BeepBoop seems to be the new king

Fragment of a discussion from User talk:Kev
Jump to navigation Jump to search

Congratulations (again) from me too ;) BeepBoop since 1.2 had very surprising results (nearly 95!!!). And yet nothing worked when I tried to use gradient descent in training models. Would you mind to share a little bit more about this section? E.g. initialization, learning rate, how to prevent getting zero or negative exponent in x^a formula…

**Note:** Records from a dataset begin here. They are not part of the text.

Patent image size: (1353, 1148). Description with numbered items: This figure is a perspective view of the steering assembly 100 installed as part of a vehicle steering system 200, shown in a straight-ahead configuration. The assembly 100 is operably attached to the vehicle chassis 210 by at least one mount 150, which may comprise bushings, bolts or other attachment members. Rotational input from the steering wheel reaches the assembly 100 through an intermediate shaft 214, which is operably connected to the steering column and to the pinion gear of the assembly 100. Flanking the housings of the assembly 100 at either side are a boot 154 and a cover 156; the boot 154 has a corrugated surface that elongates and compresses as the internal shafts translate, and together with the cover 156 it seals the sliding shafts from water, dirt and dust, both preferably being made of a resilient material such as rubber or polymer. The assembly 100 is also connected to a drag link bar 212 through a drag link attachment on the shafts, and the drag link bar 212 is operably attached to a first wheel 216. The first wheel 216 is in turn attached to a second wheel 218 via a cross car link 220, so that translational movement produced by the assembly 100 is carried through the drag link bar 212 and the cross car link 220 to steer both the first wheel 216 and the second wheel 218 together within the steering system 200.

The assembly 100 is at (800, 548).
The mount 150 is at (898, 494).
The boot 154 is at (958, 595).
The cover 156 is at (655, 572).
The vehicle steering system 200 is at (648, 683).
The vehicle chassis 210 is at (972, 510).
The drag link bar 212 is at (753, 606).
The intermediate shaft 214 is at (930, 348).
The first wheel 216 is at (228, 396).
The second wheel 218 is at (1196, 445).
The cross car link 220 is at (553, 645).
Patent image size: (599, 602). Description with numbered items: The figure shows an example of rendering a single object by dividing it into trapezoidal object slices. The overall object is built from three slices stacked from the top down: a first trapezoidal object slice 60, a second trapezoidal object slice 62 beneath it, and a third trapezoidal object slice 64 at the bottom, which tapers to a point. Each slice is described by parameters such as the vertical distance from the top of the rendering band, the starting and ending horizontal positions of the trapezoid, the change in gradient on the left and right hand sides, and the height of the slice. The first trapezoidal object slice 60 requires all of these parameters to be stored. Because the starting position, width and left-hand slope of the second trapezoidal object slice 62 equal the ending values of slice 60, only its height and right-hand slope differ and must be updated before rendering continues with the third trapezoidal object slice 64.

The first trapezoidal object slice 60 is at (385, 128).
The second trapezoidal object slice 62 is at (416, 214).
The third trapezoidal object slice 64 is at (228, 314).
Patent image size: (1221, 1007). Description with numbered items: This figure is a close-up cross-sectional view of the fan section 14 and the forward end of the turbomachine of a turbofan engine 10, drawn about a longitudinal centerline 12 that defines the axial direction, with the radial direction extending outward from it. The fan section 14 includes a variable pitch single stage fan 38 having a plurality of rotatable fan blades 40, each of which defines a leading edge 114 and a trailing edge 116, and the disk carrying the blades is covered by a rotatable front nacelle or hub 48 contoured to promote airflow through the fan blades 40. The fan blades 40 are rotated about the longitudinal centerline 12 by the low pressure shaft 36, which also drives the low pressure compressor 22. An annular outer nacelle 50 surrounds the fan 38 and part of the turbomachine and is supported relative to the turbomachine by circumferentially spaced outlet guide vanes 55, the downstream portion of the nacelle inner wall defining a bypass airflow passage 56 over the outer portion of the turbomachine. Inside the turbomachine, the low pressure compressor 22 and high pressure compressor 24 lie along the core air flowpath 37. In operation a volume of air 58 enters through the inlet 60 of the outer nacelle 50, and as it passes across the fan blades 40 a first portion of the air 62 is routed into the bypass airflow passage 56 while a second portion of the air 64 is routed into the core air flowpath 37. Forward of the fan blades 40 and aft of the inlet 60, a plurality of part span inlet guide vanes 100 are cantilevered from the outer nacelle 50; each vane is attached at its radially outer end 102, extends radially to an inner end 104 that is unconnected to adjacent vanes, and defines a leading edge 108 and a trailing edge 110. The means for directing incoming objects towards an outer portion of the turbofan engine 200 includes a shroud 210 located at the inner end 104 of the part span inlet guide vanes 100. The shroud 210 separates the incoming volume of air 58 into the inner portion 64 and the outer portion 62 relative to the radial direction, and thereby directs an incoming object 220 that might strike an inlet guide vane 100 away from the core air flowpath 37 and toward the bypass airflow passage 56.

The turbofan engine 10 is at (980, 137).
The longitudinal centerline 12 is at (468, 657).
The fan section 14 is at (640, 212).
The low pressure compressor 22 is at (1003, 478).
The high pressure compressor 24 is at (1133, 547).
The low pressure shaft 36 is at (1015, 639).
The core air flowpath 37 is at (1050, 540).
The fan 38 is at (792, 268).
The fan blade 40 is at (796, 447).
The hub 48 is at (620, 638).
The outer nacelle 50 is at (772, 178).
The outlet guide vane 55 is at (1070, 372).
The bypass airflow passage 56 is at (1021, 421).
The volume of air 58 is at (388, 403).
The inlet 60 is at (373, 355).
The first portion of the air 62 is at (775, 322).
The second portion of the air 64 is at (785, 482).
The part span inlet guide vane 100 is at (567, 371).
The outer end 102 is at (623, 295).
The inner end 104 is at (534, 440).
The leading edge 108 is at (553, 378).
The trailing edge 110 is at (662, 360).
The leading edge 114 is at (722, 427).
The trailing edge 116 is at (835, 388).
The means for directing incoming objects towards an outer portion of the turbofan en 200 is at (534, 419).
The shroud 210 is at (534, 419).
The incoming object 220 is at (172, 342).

Xor (talk)03:07, 26 December 2022

I’ve been meaning to release the code for the training, but it’s currently a huge mess and I’m pretty busy! In the meantime, here are some details that might help:

  • I initialized the powers to 1, biases to 0, and multipliers to a simple hand-made KNN formula.
  • I constrained the powers to be positive, so I guess the formula should really be written as w(x+b)^abs(a).
  • I used Adam with a learning rate 1e-3 for optimization.
  • Changing the KNN formula of course changes the nearest neighbors, so I alternated between training for a couple thousand steps and rebuilding the tree and making new examples.
  • For simplicity/efficiency, I used binning to build a histogram over GFs for an observation. Simply normalizing the histogram so it sums to 1 to get an output distribution doesn’t work that well (for one thing, it can produce very low probabilities if the kernel width is small). Instead, I used the output distribution softmax(t * log(histogram + abs(b))) where t and b are learned parameters initialized to 1 and 1e-4.
--Kev (talk)17:10, 3 January 2023

Thanks for the detailed explanation! It is not easy to get so many details right, which explained how mighty BeepBoop is, not to mention the innovations.

Xor (talk)05:57, 4 January 2023